Analyses included 788 PSEN1 E280A mutation carriers (169 APOE ε4 + , 114 ε2 +) and 650 mutation non-carriers (165 APOE ε4 + , 80 ε2 +), aged 18-75 years. APOE ε4 allele carriers were distinguished from ε4 non-carriers by greater age-related NfL elevations in the ADAD mutation carrier group, beginning about three years after the mutation carriers' estimated median age at mild cognitive impairment onset. APOE ε2 allele carriers had lower plasma NfL concentrations than ε2 non-carriers in both the ADAD mutation carrier and non-carrier groups, unrelated to age, and an attenuated relationship between higher NfL levels on cognitive decline in the ADAD mutation carrier group.
APOE ε4 accelerates age-related plasma NfL increases and APOE ε2 attenuates the relationship between higher plasma NfL levels and cognitive decline in ADAD. NfL may be a useful biomarker to assess clinical efficacy of APOE-modifying drugs with the potential to help in the treatment and prevention of ADAD.
载脂蛋白E(APOE)基因型被认为会影响常染色体显性遗传性阿尔茨海默病(ADAD)的早老素1(PSEN1)E280A携带者的认知障碍和临床发病情况。关于它们对生物标志物变化轨迹的影响,人们了解较少。神经丝轻链(NfL)是神经退行性变的标志物,在ADAD临床发病前约20年开始在血浆中积累。在本研究中,我们调查了APOE ε4和ε2变体对PSEN1 E280A突变携带者年龄相关血浆NfL升高及认知的影响。
我们分析了从ADAD的阿尔茨海默病预防倡议登记处招募的PSEN1 E280A突变携带者和非携带者的横断面数据。本研究纳入了所有18岁以上且有可用APOE基因型、血浆NfL和神经心理学评估的参与者。对每位参与者的APOE基因型和血浆NfL浓度进行了特征描述。使用哈密顿马尔可夫链蒙特卡罗方法的三次样条模型用于描述至少一个APOE ε4或ε2等位基因对年龄相关的对数转换血浆NfL升高的各自影响。
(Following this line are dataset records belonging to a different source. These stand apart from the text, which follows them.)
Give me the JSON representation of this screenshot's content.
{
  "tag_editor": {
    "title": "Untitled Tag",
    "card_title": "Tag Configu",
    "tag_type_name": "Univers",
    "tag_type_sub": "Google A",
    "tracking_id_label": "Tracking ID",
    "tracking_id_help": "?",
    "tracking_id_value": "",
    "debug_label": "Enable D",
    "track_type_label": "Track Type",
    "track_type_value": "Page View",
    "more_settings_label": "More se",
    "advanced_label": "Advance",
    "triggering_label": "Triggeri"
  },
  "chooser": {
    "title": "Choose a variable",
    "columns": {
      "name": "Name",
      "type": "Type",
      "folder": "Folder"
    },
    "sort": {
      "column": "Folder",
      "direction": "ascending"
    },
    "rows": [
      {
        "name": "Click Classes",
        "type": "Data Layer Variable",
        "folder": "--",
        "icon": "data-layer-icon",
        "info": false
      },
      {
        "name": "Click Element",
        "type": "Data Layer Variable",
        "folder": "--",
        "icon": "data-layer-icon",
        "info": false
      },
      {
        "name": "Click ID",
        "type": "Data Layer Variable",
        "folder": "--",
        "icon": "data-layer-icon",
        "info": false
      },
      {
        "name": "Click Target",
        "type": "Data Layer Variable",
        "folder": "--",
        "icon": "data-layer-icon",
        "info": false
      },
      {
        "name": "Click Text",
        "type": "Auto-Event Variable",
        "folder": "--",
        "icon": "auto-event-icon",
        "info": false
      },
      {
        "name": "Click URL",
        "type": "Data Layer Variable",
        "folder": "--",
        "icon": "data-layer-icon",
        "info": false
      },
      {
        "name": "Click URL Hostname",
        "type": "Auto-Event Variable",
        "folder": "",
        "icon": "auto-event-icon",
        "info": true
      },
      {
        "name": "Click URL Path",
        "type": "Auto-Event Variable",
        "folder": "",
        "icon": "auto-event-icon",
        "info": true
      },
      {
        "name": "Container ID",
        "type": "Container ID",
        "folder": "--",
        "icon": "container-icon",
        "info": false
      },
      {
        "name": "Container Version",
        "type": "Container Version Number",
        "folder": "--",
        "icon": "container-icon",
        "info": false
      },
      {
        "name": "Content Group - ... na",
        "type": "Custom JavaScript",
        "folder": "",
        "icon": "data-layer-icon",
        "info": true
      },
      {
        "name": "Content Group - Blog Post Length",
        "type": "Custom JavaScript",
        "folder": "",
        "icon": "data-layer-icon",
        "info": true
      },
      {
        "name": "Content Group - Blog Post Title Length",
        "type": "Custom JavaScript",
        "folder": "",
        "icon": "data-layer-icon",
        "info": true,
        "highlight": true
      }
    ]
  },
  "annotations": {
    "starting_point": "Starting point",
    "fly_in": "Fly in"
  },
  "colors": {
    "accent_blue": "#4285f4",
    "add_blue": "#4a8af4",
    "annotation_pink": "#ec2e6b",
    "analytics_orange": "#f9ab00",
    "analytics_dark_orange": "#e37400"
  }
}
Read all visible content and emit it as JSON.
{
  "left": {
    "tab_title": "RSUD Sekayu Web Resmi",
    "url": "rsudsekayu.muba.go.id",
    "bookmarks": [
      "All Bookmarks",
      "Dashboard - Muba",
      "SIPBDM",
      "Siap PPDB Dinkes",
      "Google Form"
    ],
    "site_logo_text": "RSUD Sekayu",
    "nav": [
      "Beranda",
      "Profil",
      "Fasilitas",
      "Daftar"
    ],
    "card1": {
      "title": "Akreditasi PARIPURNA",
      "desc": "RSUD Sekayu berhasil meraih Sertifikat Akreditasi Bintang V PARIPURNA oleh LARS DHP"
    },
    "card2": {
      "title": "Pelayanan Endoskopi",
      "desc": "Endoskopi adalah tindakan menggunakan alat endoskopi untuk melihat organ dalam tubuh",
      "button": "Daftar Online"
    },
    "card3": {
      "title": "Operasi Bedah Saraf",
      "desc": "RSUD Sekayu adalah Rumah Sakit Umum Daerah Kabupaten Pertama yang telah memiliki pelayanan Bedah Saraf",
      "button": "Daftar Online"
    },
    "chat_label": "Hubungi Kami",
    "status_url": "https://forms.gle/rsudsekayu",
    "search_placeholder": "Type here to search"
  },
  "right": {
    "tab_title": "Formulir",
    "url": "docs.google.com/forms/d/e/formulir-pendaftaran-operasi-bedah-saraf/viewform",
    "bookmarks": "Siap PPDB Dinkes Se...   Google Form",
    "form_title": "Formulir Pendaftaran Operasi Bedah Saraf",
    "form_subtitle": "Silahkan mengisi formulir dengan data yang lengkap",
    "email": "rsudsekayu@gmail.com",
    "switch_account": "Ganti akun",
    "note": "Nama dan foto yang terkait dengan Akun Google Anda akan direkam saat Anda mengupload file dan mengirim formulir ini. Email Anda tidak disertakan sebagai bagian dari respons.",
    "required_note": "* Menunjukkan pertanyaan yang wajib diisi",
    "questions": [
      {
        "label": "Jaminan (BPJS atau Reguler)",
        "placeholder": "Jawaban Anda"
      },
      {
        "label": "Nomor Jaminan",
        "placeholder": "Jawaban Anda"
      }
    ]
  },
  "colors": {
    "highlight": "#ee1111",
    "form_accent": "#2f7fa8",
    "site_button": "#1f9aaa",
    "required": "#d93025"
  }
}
估计线性回归模型以探讨APOE ε4和ε2变体以及血浆NfL对ADAD突变携带者和非携带者组综合认知测试分数的影响。
分析纳入了788名PSEN1 E280A突变携带者(169名APOE ε4携带者,114名ε2携带者)和650名非突变携带者(165名APOE ε4携带者,80名ε2携带者),年龄在18 - 75岁之间。在ADAD突变携带者组中,APOE ε4等位基因携带者与非携带者相比,年龄相关的NfL升高更明显,大约在突变携带者估计的轻度认知障碍发病中位年龄后三年开始。在ADAD突变携带者组和非携带者组中,APOE ε2等位基因携带者的血浆NfL浓度均低于非携带者,且与年龄无关,并且在ADAD突变携带者组中,较高的NfL水平与认知下降之间的关系减弱。
APOE ε4加速年龄相关的血浆NfL升高,而APOE ε2减弱ADAD中较高血浆NfL水平与认知下降之间的关系。NfL可能是一种有用的生物标志物,可用于评估具有帮助治疗和预防ADAD潜力的APOE修饰药物的临床疗效。